TESTAMENTS CONJOINTS : Je me souviens d’un joueur du Servette, Ndiassé Ndiaye, qui a tout fait pour m’échauffer lors d’un derby lémanique au début de ma carrière. Il m’a écrasé les pieds, m’a dit des choses folles. Bref, il a tout fait pour me sortir de mon match. Même si je suis une personne calme et que je suis restée concentrée, bon sang qu’est-ce qu’il aurait pu me faire…
Gattuso a déclaré : “Hé, coach, j’ai couru pendant 14 ans pour Andrea Pirlo, parce que c’était Pirlo, mais je ne vais pas courir pour Basha… !” Cela m’a frappé et surtout cela m’a fait rire.
RTSsport.ch : Y a-t-il une personne que vous rencontrez dans le monde du football et que vous ne voudriez plus jamais revoir ?
TESTAMENTS CONJOINTS : Oui, un seul : Peter Hyballa, un Allemand qui était mon entraîneur au Wisla Cracovie. Un fou ! J’étais blessé et il m’a demandé de serrer les dents et de prendre des médicaments pour pouvoir jouer les matchs importants. Je me suis entraîné comme un fou, mais cela a aggravé mes blessures. J’en ai ensuite souffert pendant 15 mois et cela m’a rendu malheureux. Il m’a accusé d’être un tricheur, de ne pas vouloir jouer pour lui, etc… Il est ensuite parti au Danemark et s’est fait virer aussitôt. Sa dernière expérience, en Afrique du Sud, n’a duré qu’un mois car il a été impliqué dans un scandale sexuel. Fou, je vous le dis !
RTSsport.ch : Quelle histoire n’as-tu jamais racontée ?

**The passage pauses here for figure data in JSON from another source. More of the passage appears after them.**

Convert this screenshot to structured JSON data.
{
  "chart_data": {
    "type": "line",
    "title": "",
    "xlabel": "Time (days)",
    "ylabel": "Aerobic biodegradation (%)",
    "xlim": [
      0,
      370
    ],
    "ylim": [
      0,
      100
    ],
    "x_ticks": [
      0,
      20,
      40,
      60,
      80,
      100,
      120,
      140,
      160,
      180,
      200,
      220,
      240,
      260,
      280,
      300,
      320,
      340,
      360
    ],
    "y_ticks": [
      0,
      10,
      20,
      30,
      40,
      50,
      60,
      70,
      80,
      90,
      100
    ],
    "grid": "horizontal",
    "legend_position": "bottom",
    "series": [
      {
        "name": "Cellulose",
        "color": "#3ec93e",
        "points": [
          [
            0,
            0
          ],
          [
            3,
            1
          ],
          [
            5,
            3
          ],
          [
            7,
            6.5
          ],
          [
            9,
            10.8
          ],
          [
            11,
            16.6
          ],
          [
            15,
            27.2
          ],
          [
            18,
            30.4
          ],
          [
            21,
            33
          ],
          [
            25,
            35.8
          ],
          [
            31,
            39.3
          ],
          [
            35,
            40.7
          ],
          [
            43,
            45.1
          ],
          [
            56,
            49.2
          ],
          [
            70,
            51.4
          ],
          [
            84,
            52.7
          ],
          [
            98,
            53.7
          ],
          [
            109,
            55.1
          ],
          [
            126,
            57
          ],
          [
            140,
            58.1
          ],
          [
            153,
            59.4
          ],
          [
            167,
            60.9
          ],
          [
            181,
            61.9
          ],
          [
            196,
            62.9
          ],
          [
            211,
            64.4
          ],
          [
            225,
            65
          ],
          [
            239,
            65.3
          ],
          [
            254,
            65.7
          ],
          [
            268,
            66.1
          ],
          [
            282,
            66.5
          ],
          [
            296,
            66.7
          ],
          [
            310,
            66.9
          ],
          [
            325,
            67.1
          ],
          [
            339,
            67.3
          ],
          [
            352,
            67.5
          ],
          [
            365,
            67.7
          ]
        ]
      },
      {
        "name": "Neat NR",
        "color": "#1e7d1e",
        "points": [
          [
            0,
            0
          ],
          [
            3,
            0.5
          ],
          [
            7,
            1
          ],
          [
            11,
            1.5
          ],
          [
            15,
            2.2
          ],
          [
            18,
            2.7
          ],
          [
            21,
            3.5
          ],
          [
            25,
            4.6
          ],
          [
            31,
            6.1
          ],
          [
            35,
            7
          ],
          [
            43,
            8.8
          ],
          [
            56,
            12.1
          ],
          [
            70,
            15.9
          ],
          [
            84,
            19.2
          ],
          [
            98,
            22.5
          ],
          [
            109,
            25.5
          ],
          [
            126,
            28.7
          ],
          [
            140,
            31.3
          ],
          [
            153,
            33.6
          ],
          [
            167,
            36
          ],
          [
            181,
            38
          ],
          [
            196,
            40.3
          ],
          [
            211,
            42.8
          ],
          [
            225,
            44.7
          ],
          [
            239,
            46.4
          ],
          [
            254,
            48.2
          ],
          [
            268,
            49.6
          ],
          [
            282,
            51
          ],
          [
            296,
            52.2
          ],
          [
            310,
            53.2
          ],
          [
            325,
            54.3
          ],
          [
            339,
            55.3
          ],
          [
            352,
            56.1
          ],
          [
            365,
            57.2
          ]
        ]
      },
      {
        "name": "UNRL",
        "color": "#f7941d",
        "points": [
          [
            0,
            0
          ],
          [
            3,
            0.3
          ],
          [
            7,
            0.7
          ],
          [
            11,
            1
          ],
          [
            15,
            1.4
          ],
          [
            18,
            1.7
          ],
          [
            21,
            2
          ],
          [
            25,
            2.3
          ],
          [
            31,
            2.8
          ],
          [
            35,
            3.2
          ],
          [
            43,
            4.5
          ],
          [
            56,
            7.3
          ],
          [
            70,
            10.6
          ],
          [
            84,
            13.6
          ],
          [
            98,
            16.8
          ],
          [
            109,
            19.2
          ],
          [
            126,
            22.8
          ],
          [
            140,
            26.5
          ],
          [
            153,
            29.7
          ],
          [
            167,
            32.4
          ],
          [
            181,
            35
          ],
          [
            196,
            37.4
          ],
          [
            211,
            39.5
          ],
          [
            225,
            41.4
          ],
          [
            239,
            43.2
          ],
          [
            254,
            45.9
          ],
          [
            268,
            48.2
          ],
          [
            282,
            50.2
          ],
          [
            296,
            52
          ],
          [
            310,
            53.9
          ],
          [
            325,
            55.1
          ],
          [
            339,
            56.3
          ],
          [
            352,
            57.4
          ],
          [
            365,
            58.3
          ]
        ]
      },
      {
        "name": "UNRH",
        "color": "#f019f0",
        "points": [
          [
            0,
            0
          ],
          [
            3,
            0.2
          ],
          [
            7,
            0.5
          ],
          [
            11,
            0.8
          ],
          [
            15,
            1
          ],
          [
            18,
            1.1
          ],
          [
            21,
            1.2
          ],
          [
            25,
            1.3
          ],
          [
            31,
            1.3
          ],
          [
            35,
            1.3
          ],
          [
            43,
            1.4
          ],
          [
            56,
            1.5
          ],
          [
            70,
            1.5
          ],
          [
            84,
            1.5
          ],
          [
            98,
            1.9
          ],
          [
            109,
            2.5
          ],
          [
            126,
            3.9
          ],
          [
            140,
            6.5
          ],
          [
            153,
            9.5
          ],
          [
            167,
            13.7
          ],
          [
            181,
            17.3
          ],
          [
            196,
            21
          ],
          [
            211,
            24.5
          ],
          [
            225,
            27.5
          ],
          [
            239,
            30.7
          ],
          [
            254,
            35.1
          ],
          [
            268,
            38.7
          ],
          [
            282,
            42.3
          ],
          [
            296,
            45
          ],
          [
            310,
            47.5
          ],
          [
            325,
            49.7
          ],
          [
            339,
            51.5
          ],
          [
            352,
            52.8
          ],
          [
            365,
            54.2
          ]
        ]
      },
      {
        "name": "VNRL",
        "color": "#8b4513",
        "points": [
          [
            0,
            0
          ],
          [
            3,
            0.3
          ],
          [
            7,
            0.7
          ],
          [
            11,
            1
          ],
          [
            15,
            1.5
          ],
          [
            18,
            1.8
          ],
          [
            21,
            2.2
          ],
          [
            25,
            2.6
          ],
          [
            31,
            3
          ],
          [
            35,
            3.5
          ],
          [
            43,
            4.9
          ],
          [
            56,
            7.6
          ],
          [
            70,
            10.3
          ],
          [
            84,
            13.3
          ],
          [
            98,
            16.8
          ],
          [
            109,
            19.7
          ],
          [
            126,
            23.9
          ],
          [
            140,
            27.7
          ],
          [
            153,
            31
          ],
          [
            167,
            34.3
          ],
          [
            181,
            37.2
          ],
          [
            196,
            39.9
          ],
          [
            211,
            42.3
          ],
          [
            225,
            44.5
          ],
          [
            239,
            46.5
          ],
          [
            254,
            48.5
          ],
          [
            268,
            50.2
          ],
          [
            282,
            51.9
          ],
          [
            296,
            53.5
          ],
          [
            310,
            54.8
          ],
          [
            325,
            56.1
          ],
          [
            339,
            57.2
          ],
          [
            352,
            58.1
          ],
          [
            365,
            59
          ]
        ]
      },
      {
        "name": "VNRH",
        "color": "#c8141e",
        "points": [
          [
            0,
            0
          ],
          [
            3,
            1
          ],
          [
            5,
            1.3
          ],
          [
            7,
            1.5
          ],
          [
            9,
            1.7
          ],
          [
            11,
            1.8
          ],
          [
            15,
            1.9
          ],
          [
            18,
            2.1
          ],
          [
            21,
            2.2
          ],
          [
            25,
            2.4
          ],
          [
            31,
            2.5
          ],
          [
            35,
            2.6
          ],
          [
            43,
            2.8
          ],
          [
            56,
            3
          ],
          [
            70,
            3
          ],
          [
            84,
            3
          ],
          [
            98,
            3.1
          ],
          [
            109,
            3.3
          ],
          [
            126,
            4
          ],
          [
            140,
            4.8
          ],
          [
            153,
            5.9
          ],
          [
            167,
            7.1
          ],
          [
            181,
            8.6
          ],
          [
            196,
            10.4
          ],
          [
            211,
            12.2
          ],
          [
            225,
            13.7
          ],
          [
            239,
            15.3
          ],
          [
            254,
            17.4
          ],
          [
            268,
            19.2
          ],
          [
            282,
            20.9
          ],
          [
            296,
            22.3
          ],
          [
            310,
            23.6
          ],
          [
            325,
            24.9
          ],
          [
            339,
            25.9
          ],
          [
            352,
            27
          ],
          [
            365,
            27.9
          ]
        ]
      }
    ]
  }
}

TESTAMENTS CONJOINTS : Nous étions en stage en Italie avec le FC Sion. Avant un match amical contre la Reggina, l’entraîneur Victor Munoz dévoile son système, avec un 6 et deux 8. Moi en 6, puis Gennaro Gattuso et Gelson Fernandes en 8. Là, Gattuso dit : «Hé, coach, j’ai couru pendant 14 ans pour Andrea Pirlo, parce que c’était Pirlo, mais je ne vais pas courir pour Basha ! Nous allons donc changer les positions…« Et nous avons en fait changé les positions. Cela m’a frappé et surtout cela m’a fait rire.